DOKUNULMAZLIK FEZLEKELERİ
“33 fezlekenin TBMM’ye gelmesi konusunda ne söylemek istersiniz?” sorusu üzerine ise Kılıçdaroğlu, şunları kaydetti:
Bir partinin genel başkanı mahkemeye hakim tayin edemez, ben dahil bütün siyasi partiler için söylüyorum. Siyasi partilerin genel başkanları, mahkemeye hakim tayin edemez. Mahkemeye hakim tayin ediyorsa orada o hakime güven olmaz.
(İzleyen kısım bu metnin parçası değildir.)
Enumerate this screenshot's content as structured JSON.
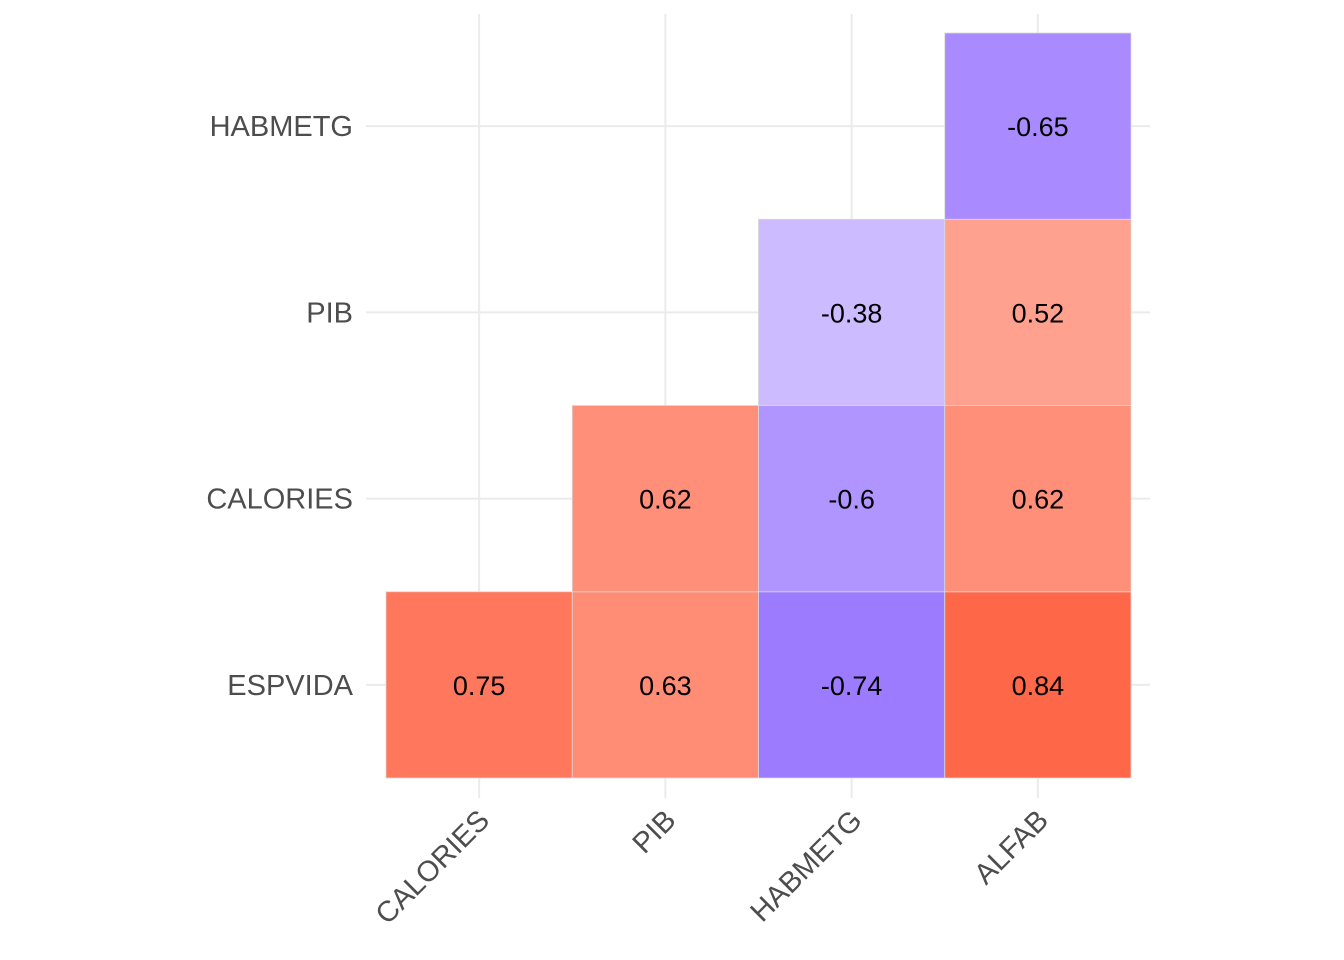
{
  "chart_data": {
    "type": "heatmap",
    "title": "",
    "xlabel": "",
    "ylabel": "",
    "x_categories": [
      "CALORIES",
      "PIB",
      "HABMETG",
      "ALFAB"
    ],
    "y_categories": [
      "ESPVIDA",
      "CALORIES",
      "PIB",
      "HABMETG"
    ],
    "cells": [
      {
        "x": "CALORIES",
        "y": "ESPVIDA",
        "value": 0.75,
        "label": "0.75"
      },
      {
        "x": "PIB",
        "y": "ESPVIDA",
        "value": 0.63,
        "label": "0.63"
      },
      {
        "x": "HABMETG",
        "y": "ESPVIDA",
        "value": -0.74,
        "label": "-0.74"
      },
      {
        "x": "ALFAB",
        "y": "ESPVIDA",
        "value": 0.84,
        "label": "0.84"
      },
      {
        "x": "PIB",
        "y": "CALORIES",
        "value": 0.62,
        "label": "0.62"
      },
      {
        "x": "HABMETG",
        "y": "CALORIES",
        "value": -0.6,
        "label": "-0.6"
      },
      {
        "x": "ALFAB",
        "y": "CALORIES",
        "value": 0.62,
        "label": "0.62"
      },
      {
        "x": "HABMETG",
        "y": "PIB",
        "value": -0.38,
        "label": "-0.38"
      },
      {
        "x": "ALFAB",
        "y": "PIB",
        "value": 0.52,
        "label": "0.52"
      },
      {
        "x": "ALFAB",
        "y": "HABMETG",
        "value": -0.65,
        "label": "-0.65"
      }
    ],
    "color_scale": {
      "low": "#7b4dff",
      "mid": "#ffffff",
      "high": "#ff4a26",
      "limits": [
        -1,
        1
      ]
    },
    "grid": true,
    "legend": "none"
  }
}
Bugüne bakın, günümüze bakın, yargı bağımsızlığı var mı? Yargı bağımsızlığı yok. Erdoğan’ın talimatını savcılar derhal yerine getiriyor mu? Derhal yerine getiriyor. İstediği adamı hapse attırıyor mu? İstediği adamı hapse attırıyor.
Şu konuşma üslubuna bakın, ‘Meclis’e gelecek eller kalkacak, inecek’ Ya ‘Eller kalkacak, inecek’ dediğin adamlar bu milletin seçtiği milletvekilleri. Bu milletvekillerinin bir iradesi yok mu? Bu milletvekilleri ‘Ya şu dosyaya bir bakalım.’ demeyecek mi?
Erdoğan diyor ki ‘Demeyeceksiniz. El kaldırıp, indireceksiniz’ Ne demek bu? 19 Mayıs hareketlerini yapacaksınız Meclis’te. Bu ülkeye yazıktır, bu millete yazıktır. Böyle bir yönetim tarzı olur mu? Bu yönetim tarzı akıldan uzak bir yönetim tarzıdır, inada dayanan, deve inadına dayanan bir yönetim tarzıdır. Tutturmuş bir inat gidiyor. Allah akıl, fikir versin. Başka bir şey demiyorum.”